Here is the trend in the S&P 500’s expected, full-year, 2015 sector earnings growth over three time-frames:
Column 1 is as of Friday, January 16th, 2015; Column 2 is as of January 1, 2015; Column 3 is as of October 1, 2014:
- Consumer Discretionary: +16,6%, +16.9%, +18%
- Consumer Staples: +6%, +6.6%, +9%
- Energy: -34.9%, -23.3%, +6.9%
- Financials: +17.8%, 17.8%, +16.7%
- Health Care: +10.3%, +10.5%, +11.6%
- Industrials: +9.5%, +9.7% +11.5%
- Materials: +12.7%, +14.7%, +19.1%
- Technology: +10.9%, +11.3%, +12.5%
- Telco: +5.3%, +4.9%, +6.5%
- Utilities: +2.3%, +2.5%, +2.8%
- S&P 500: +6.6%, +8.1%, +12.4%
Conclusion / Summary: Financials remain my top sector pick for 2015, as even though all of the Big 3 banks saw their stocks hit this past week on earnings reports, the expected growth for the sector for full-year 2015 has not only remained unchanged since January 1, but expected sector earnings growth for 2015 has risen slightly, the only sector of the 10 to do so since October 1, 2014.

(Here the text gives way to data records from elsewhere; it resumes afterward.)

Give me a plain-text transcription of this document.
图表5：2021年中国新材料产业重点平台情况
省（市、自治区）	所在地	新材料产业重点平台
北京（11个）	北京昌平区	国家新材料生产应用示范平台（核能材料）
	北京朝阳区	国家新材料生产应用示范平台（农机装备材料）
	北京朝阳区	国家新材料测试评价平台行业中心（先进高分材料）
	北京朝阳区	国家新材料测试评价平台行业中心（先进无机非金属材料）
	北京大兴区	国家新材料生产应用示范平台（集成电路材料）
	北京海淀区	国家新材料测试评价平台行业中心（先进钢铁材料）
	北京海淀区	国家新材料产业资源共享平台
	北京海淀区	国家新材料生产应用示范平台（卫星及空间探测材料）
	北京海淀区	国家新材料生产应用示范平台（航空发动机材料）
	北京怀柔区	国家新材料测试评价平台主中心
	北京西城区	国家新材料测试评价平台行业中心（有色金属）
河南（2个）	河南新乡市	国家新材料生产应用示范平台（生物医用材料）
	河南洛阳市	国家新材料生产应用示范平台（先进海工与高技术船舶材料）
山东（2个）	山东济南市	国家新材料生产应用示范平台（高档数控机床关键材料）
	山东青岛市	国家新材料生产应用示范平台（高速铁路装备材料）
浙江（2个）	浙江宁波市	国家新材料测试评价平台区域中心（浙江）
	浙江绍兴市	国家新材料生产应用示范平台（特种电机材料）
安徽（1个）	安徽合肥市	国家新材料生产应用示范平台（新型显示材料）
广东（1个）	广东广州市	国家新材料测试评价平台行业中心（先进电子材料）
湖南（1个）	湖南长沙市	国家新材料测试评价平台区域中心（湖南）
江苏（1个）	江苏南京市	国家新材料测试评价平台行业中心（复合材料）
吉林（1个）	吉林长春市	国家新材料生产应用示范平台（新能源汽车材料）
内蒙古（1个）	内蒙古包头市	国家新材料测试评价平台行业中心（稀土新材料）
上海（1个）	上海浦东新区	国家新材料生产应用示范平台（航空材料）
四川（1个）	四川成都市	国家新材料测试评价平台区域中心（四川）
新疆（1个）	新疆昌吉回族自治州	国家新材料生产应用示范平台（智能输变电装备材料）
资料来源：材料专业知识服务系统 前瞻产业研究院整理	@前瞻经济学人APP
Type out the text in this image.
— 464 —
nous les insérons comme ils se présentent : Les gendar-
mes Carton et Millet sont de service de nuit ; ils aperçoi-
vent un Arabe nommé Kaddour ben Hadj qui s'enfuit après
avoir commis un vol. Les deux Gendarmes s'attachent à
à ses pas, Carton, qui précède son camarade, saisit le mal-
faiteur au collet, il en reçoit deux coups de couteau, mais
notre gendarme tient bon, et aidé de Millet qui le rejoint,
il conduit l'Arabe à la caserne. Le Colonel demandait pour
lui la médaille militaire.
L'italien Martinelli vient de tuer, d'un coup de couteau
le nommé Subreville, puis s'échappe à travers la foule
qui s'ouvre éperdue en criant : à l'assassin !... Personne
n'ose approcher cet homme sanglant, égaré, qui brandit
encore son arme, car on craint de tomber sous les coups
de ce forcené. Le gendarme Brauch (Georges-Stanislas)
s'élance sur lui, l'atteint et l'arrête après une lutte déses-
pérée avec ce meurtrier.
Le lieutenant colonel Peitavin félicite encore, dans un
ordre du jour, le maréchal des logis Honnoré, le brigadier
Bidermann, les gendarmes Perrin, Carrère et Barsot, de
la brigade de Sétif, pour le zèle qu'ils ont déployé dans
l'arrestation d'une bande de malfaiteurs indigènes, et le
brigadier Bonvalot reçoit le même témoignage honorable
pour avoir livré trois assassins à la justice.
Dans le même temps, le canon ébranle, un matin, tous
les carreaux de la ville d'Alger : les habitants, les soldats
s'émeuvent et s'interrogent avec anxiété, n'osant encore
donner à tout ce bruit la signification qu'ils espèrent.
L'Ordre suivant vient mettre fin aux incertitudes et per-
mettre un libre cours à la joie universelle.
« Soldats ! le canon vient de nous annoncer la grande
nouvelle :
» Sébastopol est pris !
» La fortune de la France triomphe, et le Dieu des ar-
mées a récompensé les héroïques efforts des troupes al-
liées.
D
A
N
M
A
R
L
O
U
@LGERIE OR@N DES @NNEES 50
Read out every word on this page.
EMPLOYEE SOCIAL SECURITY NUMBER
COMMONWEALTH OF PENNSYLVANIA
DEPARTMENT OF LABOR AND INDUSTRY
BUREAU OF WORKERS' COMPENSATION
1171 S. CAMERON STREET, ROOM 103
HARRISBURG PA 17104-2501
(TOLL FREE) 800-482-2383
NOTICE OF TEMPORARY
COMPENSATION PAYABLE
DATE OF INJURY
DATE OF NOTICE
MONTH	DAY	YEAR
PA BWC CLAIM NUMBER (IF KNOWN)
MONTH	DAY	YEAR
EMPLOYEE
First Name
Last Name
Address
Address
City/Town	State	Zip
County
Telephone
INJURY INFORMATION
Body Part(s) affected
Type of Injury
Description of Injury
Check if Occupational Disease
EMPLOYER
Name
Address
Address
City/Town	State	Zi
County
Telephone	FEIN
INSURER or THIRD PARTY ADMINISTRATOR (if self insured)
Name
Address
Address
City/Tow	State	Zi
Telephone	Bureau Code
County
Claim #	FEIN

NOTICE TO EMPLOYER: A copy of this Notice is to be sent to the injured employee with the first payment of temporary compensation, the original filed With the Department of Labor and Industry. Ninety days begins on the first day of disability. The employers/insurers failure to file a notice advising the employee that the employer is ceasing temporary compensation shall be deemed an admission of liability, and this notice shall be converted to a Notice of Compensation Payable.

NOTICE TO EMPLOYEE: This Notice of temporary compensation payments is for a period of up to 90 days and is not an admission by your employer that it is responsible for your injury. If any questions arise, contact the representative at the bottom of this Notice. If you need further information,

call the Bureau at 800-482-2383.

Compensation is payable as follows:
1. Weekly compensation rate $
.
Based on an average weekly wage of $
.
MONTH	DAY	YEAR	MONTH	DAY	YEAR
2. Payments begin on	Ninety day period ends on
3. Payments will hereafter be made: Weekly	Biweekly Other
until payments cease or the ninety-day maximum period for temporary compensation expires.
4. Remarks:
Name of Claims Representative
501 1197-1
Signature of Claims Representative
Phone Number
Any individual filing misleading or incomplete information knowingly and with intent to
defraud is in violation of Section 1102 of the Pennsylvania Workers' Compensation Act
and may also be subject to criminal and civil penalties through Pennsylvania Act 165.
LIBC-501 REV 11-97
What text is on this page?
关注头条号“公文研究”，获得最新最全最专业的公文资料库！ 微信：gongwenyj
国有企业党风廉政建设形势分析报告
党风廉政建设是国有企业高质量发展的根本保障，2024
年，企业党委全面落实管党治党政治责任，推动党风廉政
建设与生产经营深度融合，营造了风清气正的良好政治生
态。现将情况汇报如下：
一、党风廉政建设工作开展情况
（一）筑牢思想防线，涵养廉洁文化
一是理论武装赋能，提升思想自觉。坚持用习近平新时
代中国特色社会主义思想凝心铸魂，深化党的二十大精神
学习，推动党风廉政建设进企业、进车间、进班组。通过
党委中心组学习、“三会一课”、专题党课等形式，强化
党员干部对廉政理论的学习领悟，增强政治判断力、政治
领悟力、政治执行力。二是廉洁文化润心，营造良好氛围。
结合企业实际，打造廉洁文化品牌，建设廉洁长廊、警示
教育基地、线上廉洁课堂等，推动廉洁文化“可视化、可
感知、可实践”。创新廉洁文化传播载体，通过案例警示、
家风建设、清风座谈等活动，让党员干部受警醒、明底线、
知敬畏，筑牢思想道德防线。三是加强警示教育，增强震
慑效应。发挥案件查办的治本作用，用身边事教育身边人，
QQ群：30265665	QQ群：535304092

Our top holdings remain JPMorgan Chase & Co (NYSE:JPM), Bank of America Corporation (NYSE:BAC), The Charles Schwab Corporation (NYSE:SCHW) and the CME Group Inc (NASDAQ:CME) within the financial sector. Berkshire Hathaway (NYSE:BRKb) remains the top weighting in the Financial Select Sector SPDR Fund (ARCA:XLF), the SPDR Financial ETF. We have never been big insurance company investors, but the XLF will give you Berkshire exposure, if you want it.
Financials are a pretty diverse group, as you can see from this spreadsheet (detail courtesy of Thomson), which shows the earnings distribution within the sector: FC – Financials.
Compared to Energy which we looked at yesterday here, the Financials' top 5 weights sum to just 6.6%.
We’ll flush this out further as Q1 ’15 moves along.